I climb up to admire the seaside peaks biting into the blue horizon like a pair of black canines as the sharp Arctic wind whines. I feel weightless, but rooted to the rock. If I am to be eaten, I want it to be here.

While much of Iceland feels like an efficient Scandinavian futureworld to a North American, the Westfjords retain the haunted emptiness that used to be everywhere. In the age of sagas, it was home to the country’s sorcerers. There are arguably fewer people here now than there were even then. Sea–drowned mountains are draped in tidewater glaciers, and beached ships rust in rocky coves; most of the seabirds in the North Atlantic nest in the 500–metre cliffs of Hornstrandir, Iceland’s northernmost peninsula.

The main outpost is Ísafjörður, a charming town that serves as a departure point for sailings to Greenland and Hornstrandir. Here I finally run into the limitations of my outfit: I score a last–second seat to the rugged peninsula, but I know my equipment isn’t up to the treacherous hiking and weather I might encounter on the remote sea cliffs. If I had brought even a small pack, I might’ve made it.

Washing away my bummer vibes at a coffee shop (this country is addicted to coffee, much of it very good) lined with backcountry skis, I meet Ragnar Sigurdsson. He and his dad take people skiing and surfing by sailboat. He vets my Westfjords itinerary and recommends immersing myself in the Arctic Ocean at my earliest convenience. “Man, you have to do it,” he says. “It’s so refreshing.”

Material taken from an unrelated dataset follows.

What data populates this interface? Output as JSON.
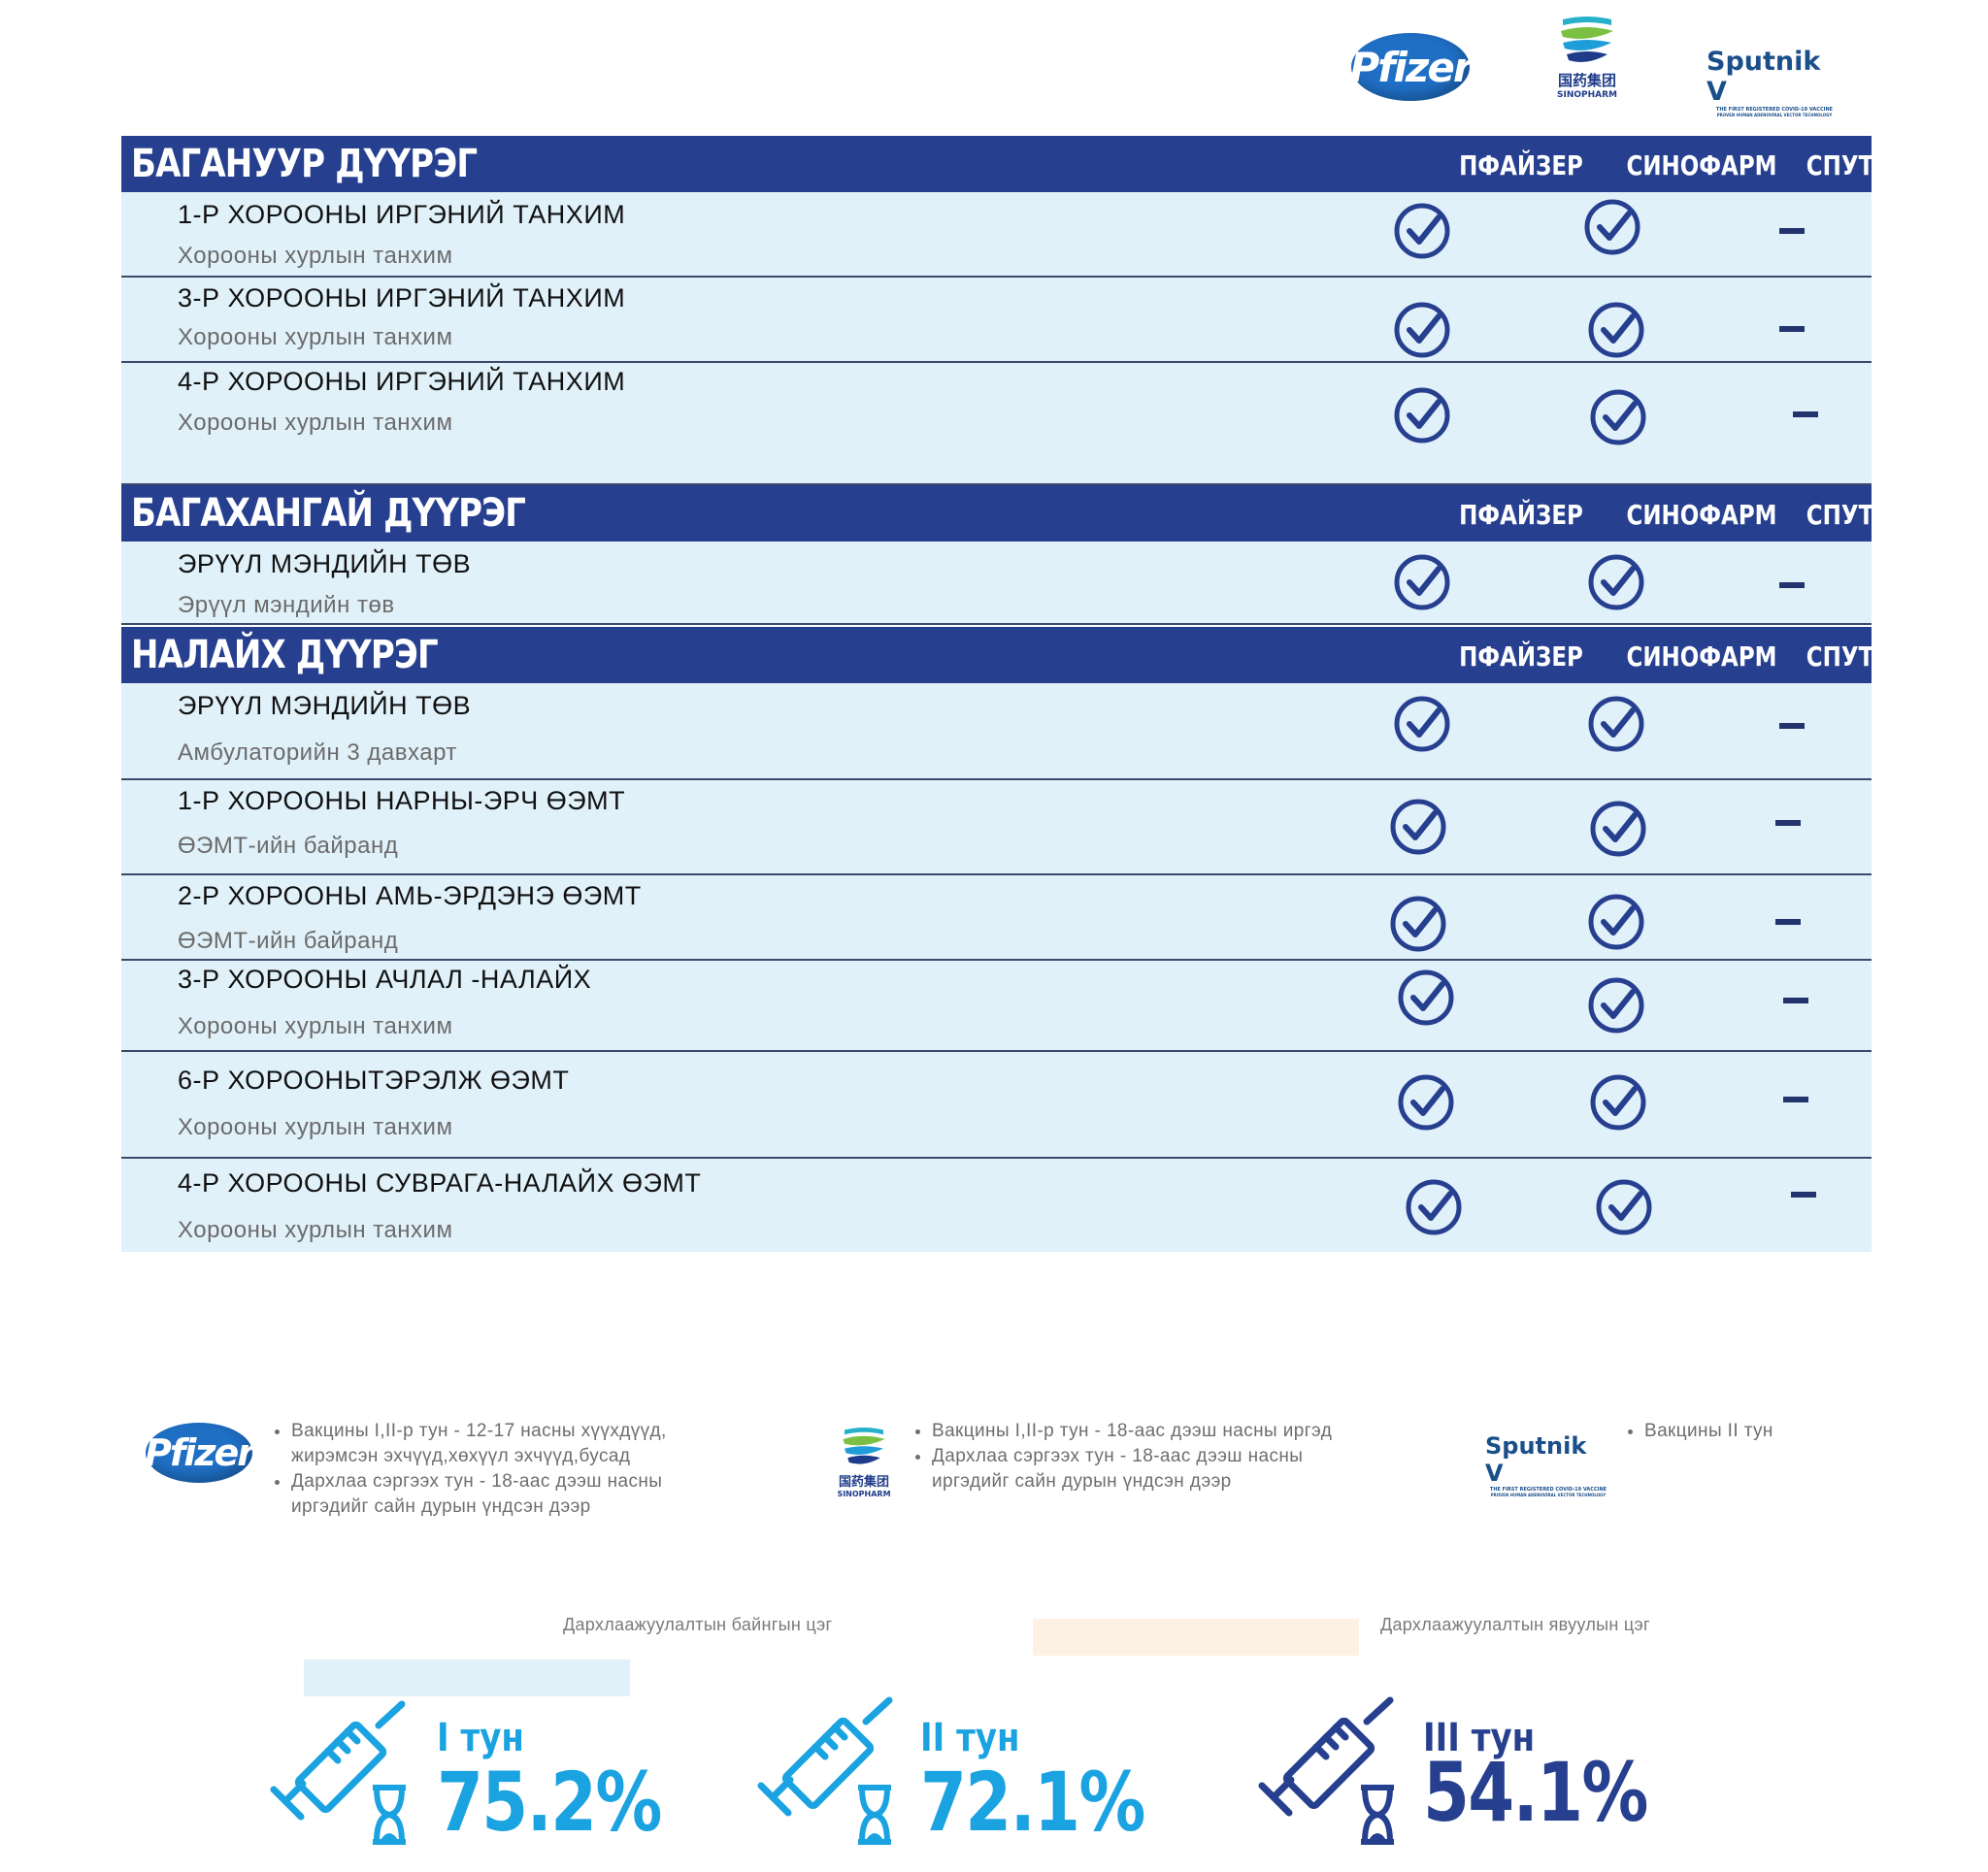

Submerging oneself in water hot and cold is an Icelandic tradition right up there with fishing and Viking–ing. I’m already obsessed with it, but he doesn’t know I don’t even have a towel. Still, the next morning, I end up – naked – in Rauðasandur, after taking Ragnar’s challenge.

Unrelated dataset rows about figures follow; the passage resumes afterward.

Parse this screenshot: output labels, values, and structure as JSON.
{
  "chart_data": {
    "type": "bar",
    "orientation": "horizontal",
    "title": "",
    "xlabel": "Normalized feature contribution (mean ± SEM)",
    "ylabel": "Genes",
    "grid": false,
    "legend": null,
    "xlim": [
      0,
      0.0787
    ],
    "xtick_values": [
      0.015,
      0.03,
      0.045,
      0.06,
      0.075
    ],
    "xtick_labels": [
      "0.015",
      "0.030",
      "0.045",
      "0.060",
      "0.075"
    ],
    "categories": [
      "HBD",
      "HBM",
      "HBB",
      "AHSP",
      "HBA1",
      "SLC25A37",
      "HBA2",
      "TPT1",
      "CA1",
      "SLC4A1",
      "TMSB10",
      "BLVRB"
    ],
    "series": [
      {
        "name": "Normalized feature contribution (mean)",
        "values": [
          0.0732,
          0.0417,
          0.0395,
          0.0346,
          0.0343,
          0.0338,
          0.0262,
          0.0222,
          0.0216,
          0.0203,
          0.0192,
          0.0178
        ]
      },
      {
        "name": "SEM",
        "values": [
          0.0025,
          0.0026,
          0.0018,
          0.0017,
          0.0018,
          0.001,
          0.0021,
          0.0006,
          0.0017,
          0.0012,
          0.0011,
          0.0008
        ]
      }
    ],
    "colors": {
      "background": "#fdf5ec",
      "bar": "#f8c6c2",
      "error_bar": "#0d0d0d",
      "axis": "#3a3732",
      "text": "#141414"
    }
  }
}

A rocky corridor leads to the Öxarárfoss waterfall in Þingvellir National Park
A rocky corridor leads to the Öxarárfoss waterfall in Þingvellir National Park. Game of Thrones fans know it as the location of the Bloody Gate, but this was also the site of the world’s first parliament, the Alþingi, established by the Vikings back in 930.

Spoiler alert: I caught my clothes. Or rather, they slowed down when they sopped up enough sand and cold seawater. They’re dry by the time I stroll into the Retreat Hotel, a sleek, hypermodern new resort near Reykjavik abutting a private section of the Blue Lagoon, a sulphurous hot spring famous for its healing powers. It looks like the lair of a Bond villain who traded all his enriched uranium for high–grade exfoliants, and I feel like a mountain goat who wandered into the lobby.

After an impeccably groomed Nordic concierge takes me to my room and helpfully points out the showers, I indulge in a seven–course tasting menu of Arctic char sashimi and roe, local mushroom broth and horseradish snow. Wobbly from wine pairings, I brave thick mist to float alone in the lagoon, getting lost in the natural–rock corridors. When I start imagining Grendel’s mom around every corner, I head inside for the hardest sleep of my life, midnight sun and all.

I wake to learn my plane has been delayed – first by five hours, then 10, and eventually 30. I’m gripped by anxiety until I remember I have little to worry about, just my person and the clothes I’m wearing that sufficed for the entirety of Iceland’s Ring Road.

I leave for Reykjavik, unsure of what’s ahead. Maybe I’d hike to a hidden hot spring outside town, or learn how to shout já já like an Icelander alongside natives, a Latvian and French Canadians in an underground brewery. Maybe I’d end up at a Reykjavik rap battle, scrambling in the dawn rain to make a flight I almost forgot about. Maybe I’d buy another pair of underwear. But maybe I wouldn’t, since making do with less in Iceland helped me experience so much more.

Besides: þetta reddast. Everything will work out fine.